Die ehemalige Domina Ai Aoyama - Queen Love - ist entschlossen, ihre Kunden über den Wert der Intimität von Haut zu Haut und von Herz zu Herz aufzuklären. Sie akzeptiert, dass Technologie die Zukunft gestalten wird, sagt aber, dass die Gesellschaft sicherstellen muss, dass sie nicht übernimmt. "Es ist nicht gesund, dass Menschen so physisch voneinander getrennt werden", sagt sie. "Sex mit einer anderen Person ist ein menschliches Bedürfnis, das Wohlfühlhormone produziert und Menschen hilft, in ihrem täglichen Leben besser zu funktionieren."

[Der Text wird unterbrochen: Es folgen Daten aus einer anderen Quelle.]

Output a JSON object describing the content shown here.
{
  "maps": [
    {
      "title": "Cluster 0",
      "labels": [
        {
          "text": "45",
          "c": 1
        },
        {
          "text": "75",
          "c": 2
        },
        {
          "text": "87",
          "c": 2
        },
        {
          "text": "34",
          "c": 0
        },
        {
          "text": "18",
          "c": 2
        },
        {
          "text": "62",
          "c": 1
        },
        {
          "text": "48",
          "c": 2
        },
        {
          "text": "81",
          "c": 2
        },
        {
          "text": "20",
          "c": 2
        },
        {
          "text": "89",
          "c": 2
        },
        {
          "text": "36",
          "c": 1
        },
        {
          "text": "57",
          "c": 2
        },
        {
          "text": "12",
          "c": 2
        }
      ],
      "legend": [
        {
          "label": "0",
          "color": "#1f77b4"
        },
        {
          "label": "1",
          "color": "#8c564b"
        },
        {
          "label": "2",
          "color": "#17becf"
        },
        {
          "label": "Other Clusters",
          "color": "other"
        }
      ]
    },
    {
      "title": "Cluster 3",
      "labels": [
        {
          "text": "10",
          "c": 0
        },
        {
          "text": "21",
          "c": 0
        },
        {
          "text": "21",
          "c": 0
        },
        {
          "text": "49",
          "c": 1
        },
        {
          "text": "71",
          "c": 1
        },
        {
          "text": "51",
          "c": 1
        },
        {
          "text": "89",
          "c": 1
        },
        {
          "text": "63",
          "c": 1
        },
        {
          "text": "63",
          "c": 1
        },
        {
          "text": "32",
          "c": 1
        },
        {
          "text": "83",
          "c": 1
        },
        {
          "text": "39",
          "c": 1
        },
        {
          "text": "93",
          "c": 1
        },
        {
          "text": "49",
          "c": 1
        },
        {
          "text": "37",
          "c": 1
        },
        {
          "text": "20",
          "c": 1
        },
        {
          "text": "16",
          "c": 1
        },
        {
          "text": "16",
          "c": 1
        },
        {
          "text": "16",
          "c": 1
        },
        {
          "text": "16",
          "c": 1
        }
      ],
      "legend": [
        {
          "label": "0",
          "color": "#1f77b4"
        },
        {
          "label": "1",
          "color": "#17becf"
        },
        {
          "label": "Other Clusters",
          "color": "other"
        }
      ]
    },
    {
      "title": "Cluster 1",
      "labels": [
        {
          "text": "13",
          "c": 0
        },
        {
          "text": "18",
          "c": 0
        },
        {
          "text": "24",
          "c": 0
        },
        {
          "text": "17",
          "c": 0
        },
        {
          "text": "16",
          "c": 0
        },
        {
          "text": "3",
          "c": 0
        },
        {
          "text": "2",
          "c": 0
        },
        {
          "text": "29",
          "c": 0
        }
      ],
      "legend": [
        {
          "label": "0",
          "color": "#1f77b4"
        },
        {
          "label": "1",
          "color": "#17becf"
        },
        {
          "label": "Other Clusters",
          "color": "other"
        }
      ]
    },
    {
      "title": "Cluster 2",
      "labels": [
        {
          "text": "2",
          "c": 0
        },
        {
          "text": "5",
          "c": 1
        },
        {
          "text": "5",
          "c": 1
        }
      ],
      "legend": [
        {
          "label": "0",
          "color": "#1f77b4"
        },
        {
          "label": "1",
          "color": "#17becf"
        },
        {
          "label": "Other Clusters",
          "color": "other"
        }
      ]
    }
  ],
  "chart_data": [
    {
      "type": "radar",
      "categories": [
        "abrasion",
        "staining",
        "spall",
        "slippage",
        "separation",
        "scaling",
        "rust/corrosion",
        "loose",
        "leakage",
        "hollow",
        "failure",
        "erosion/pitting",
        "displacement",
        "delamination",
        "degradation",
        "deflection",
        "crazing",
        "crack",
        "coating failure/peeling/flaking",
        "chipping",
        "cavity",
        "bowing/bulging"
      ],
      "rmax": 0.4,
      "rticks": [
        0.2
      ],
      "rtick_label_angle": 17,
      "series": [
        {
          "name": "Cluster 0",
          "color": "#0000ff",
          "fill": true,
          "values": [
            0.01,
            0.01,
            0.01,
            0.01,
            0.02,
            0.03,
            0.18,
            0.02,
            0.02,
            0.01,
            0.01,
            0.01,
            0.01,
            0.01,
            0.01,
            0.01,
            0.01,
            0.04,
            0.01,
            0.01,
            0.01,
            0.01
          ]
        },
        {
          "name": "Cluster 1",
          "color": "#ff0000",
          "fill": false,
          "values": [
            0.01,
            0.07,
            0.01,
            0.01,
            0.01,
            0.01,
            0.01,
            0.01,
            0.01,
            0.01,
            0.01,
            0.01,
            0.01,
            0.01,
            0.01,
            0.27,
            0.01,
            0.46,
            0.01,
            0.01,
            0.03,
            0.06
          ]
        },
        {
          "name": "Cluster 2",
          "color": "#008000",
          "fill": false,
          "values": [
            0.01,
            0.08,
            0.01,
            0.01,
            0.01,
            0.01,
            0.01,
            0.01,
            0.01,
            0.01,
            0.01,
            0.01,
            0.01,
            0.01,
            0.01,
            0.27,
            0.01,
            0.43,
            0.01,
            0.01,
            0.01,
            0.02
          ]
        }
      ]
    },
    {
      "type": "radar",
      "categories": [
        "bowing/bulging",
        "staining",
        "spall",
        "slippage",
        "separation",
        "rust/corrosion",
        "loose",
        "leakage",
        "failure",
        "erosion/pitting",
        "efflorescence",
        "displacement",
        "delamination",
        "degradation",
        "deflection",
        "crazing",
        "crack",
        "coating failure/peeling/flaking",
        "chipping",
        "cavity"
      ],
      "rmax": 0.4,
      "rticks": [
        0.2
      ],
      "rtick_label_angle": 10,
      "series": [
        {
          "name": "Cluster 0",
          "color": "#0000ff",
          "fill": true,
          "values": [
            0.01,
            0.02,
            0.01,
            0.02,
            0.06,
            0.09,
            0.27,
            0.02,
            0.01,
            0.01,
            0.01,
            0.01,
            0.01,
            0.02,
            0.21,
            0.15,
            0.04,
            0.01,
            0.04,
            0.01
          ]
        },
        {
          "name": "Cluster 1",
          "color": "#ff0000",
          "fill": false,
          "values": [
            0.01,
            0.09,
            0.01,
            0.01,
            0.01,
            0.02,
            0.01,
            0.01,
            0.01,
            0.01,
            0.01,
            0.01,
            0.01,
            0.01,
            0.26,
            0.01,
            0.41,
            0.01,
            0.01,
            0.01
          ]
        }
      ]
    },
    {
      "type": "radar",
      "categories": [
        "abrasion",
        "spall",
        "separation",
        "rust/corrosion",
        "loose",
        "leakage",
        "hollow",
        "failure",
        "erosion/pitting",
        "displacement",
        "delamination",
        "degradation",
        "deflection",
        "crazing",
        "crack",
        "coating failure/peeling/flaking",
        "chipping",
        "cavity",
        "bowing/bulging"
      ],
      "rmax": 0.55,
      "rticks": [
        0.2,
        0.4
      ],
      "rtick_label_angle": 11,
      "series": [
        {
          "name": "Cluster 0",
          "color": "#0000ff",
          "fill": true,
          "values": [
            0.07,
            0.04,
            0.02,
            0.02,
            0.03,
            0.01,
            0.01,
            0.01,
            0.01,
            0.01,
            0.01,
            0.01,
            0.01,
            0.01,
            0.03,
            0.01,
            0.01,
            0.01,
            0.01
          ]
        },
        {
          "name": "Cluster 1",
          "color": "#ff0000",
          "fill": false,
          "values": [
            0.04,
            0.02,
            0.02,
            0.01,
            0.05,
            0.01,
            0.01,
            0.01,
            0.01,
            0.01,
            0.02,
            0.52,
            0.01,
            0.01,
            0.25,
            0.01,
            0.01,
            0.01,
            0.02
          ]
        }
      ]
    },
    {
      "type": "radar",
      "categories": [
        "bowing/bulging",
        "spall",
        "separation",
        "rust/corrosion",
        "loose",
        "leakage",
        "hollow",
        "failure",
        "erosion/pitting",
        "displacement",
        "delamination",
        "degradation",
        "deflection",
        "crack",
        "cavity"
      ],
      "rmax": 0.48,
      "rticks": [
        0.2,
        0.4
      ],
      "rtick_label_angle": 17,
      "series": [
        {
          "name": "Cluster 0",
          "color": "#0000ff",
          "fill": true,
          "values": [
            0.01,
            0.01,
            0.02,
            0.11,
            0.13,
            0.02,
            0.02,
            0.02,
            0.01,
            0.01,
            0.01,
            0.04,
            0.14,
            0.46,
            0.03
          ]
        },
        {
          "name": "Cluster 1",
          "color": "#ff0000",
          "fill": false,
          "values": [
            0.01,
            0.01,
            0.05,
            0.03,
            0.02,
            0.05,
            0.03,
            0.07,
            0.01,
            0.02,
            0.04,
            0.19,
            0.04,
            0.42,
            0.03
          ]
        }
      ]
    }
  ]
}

Aoyama sagt, dass sie täglich sieht, dass Menschen sich nach menschlicher Wärme sehnen, auch wenn sie nicht den Ärger einer Ehe oder einer langfristigen Beziehung wollen. Sie beschimpft die Regierung dafür, "es Einzelpersonen schwer zu machen, so zu leben, wie sie wollen" und "Angst vor der sinkenden Geburtenrate zu wecken". Angst in Menschen zu wecken, sagt sie, hilft niemandem. Und das ist von einer Frau, die ein bisschen über Peitschen weiß.